In conjunction with this announcement from the CMA, the HFEA said on 7 February 2020 “We are very pleased to be working with the Competition and Markets authority (CMA) on a new project to develop guidance for IVF clinics in the UK to make sure they treat their patients fairly. The CMA has concerns about the potential mis-selling of services such as IVF ‘add-on’ treatments, and the mis-representation of clinics’ success rates. We are working closely with the CMA to help them to understand patients’ experiences and learn more about how clinics operate. We are also working closely with the Advertising Standards Authority (ASA) who will be engaged in this work to learn more about the sector. They are interested in the way success rates are presented and how information is displayed via clinic websites and/or adverts.”
This initiative by the CMA and the HFEA comes at a time when the UK fertility treatment sector is estimated to be worth £320 million and demand for fertility treatment continues to grow, with more than 69,000 cycles of fertility treatment undertaken annually in the UK. This is fuelling competition in the privately funded IVF market, which currently provides more than half of all fertility treatments. It also follows recent headlines expressing concerns about the high cost of IVF ‘add-on’ treatments given their unproven or limited success rates, threatening the reputation of fertility treatment in the UK.
It also follows the decision by the HFEA in December 2019 to change its traffic light rating of pre-implantation genetic screening of embryos from amber to red, stating that “PGS will not increase your overall chances of having a baby. It appears possible that reduced availability of embryos for transfer following PGS may counter any benefit of embryo selection.

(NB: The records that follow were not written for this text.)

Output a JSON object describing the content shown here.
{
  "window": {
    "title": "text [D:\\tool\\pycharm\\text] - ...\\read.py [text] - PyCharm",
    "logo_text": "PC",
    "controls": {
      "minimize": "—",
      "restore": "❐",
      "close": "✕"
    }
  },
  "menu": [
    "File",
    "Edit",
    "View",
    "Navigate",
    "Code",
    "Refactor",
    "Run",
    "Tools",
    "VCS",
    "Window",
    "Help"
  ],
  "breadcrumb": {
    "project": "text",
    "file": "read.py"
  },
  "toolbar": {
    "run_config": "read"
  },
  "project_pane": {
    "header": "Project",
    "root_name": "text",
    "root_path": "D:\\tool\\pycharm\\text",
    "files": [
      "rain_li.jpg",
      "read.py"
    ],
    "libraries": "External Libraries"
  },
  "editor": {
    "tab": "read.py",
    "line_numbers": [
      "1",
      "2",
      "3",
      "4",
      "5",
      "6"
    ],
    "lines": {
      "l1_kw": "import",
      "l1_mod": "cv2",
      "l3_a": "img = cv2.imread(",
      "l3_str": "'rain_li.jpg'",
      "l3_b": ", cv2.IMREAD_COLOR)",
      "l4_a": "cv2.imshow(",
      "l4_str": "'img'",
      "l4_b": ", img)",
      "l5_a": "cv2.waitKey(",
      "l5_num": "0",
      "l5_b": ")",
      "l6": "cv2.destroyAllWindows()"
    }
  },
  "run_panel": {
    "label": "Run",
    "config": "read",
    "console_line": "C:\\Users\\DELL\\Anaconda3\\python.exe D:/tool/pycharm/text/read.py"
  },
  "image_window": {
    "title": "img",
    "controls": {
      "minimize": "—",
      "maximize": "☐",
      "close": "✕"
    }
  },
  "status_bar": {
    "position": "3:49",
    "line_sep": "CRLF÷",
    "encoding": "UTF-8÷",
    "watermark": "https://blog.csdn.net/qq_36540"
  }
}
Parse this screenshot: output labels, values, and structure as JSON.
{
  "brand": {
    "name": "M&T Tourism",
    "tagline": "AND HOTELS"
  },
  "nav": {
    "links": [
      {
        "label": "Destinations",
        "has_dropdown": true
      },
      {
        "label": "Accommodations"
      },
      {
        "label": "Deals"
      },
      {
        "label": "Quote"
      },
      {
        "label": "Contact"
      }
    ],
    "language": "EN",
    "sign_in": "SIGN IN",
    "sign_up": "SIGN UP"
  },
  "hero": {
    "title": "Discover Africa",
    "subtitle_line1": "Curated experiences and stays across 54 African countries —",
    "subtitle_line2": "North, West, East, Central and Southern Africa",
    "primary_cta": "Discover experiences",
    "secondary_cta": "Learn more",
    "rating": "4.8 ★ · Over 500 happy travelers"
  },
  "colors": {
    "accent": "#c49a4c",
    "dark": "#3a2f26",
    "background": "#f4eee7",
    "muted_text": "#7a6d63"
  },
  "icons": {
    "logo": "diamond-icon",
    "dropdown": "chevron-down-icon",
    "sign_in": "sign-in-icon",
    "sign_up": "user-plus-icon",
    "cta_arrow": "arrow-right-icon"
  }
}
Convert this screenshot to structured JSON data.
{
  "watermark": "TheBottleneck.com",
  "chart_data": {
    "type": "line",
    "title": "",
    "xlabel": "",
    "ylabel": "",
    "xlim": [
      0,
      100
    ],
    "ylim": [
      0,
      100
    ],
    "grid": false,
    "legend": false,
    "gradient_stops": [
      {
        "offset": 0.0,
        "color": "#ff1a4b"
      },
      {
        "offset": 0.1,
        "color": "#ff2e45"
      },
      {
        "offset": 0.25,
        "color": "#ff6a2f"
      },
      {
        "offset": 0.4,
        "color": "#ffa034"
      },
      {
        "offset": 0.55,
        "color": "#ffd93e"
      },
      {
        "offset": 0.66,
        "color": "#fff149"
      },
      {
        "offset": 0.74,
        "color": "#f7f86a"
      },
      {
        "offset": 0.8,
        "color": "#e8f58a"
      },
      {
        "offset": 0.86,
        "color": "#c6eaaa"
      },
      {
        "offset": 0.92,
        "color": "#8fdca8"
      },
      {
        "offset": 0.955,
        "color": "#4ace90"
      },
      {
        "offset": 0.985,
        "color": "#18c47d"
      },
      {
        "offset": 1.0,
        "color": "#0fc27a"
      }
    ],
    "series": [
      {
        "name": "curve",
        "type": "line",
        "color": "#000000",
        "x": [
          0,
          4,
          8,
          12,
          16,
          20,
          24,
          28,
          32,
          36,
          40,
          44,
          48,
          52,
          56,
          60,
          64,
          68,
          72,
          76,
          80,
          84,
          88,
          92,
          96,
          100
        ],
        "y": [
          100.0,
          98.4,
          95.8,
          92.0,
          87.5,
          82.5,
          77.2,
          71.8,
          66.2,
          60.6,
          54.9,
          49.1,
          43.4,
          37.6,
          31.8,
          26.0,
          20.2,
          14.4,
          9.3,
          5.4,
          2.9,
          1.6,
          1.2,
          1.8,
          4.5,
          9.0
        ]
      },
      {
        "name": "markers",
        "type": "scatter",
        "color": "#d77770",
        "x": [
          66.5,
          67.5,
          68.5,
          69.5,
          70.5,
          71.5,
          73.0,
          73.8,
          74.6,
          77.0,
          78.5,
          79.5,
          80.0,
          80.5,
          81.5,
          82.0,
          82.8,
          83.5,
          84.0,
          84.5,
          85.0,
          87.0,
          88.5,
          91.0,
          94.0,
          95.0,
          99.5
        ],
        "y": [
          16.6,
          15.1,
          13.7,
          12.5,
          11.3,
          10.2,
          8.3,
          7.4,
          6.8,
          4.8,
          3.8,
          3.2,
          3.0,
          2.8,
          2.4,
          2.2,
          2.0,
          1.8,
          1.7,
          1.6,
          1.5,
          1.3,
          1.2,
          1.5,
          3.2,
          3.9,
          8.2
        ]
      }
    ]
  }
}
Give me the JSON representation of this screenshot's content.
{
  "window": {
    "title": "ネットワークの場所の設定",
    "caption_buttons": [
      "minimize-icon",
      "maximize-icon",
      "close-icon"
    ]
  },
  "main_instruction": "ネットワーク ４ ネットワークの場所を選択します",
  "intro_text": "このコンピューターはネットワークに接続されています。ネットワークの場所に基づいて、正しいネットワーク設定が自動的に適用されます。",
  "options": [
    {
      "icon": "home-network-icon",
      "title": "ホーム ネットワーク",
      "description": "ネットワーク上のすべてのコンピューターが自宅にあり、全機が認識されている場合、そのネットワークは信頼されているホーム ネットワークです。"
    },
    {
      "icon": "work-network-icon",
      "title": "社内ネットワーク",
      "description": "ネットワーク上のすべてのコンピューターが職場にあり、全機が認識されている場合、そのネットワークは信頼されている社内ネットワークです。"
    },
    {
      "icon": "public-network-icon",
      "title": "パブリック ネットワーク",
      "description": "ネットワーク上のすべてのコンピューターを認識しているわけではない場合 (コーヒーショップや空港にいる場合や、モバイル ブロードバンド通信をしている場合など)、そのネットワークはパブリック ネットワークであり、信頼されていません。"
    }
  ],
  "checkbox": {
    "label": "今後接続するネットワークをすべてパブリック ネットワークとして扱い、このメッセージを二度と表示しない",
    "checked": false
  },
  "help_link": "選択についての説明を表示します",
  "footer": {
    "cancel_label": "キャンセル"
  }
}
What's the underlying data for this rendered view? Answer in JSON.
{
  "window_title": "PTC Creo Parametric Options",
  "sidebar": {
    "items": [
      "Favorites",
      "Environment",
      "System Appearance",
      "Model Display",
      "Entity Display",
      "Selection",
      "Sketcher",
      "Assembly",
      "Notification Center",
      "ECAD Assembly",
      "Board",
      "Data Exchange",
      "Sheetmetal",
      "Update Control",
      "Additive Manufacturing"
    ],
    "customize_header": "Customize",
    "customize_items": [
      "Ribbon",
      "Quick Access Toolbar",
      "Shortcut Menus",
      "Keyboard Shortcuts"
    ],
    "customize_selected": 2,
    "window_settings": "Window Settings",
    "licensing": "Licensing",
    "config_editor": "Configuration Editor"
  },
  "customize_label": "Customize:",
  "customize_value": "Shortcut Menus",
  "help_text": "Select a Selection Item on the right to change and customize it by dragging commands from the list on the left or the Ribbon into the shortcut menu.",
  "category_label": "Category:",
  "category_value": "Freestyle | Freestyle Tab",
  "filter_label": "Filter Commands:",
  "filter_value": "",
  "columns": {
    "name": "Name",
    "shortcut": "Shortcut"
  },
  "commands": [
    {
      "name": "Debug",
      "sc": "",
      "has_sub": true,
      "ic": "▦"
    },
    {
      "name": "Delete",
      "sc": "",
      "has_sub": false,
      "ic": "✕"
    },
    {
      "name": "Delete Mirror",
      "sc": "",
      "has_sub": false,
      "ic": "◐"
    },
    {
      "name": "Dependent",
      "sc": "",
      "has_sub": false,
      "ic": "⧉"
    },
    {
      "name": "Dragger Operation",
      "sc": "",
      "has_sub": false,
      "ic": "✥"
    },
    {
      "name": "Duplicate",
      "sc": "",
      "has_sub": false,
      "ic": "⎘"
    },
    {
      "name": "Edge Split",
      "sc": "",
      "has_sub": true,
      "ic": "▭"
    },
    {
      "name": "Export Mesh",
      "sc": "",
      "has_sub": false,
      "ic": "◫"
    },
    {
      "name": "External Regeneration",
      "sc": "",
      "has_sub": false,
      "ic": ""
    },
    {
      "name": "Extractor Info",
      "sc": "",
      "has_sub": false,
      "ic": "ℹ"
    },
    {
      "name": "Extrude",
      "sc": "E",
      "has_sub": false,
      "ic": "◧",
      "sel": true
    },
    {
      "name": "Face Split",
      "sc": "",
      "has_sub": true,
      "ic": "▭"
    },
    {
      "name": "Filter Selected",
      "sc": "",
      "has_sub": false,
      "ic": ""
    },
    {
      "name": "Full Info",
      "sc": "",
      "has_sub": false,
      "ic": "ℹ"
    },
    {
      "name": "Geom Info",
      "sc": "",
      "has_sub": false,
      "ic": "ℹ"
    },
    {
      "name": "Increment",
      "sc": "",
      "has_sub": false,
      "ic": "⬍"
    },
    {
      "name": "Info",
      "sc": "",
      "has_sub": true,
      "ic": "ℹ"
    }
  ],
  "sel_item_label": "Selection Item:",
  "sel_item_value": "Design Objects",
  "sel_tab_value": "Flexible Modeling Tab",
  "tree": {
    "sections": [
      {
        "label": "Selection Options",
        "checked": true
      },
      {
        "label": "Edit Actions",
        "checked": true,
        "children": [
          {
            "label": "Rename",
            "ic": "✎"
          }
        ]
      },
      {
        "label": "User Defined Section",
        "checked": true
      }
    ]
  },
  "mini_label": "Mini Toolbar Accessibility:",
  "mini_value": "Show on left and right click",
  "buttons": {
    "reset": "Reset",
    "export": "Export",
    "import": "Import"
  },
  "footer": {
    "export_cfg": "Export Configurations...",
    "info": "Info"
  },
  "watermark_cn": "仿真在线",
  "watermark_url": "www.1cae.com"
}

When considering whether to have PGS, you should also think about the cost as it is usually very expensive against the lack of conclusive evidence of benefit and the potential for harm.”
Forty years after the advent of IVF, there are still no green HFEA traffic light ratings for IVF ‘add-ons’ and it is clear that more evidence based research is required to fill the gaps in understanding and better inform the future delivery of fertility treatment for patients. More work is also needed to bring about root and branch fertility law reform in the UK to address declining fertility levels in the West, the growing uptake of fertility treatment, prevalence of later-life conceptions, growing shortfalls in population replacement, inequalities in access to fertility treatment and the growing need for centralised fertility law and policy in the UK to address rapidly evolving inter-connected digital, artificial intelligence, genomic, epigenetic and reproductive technological advances.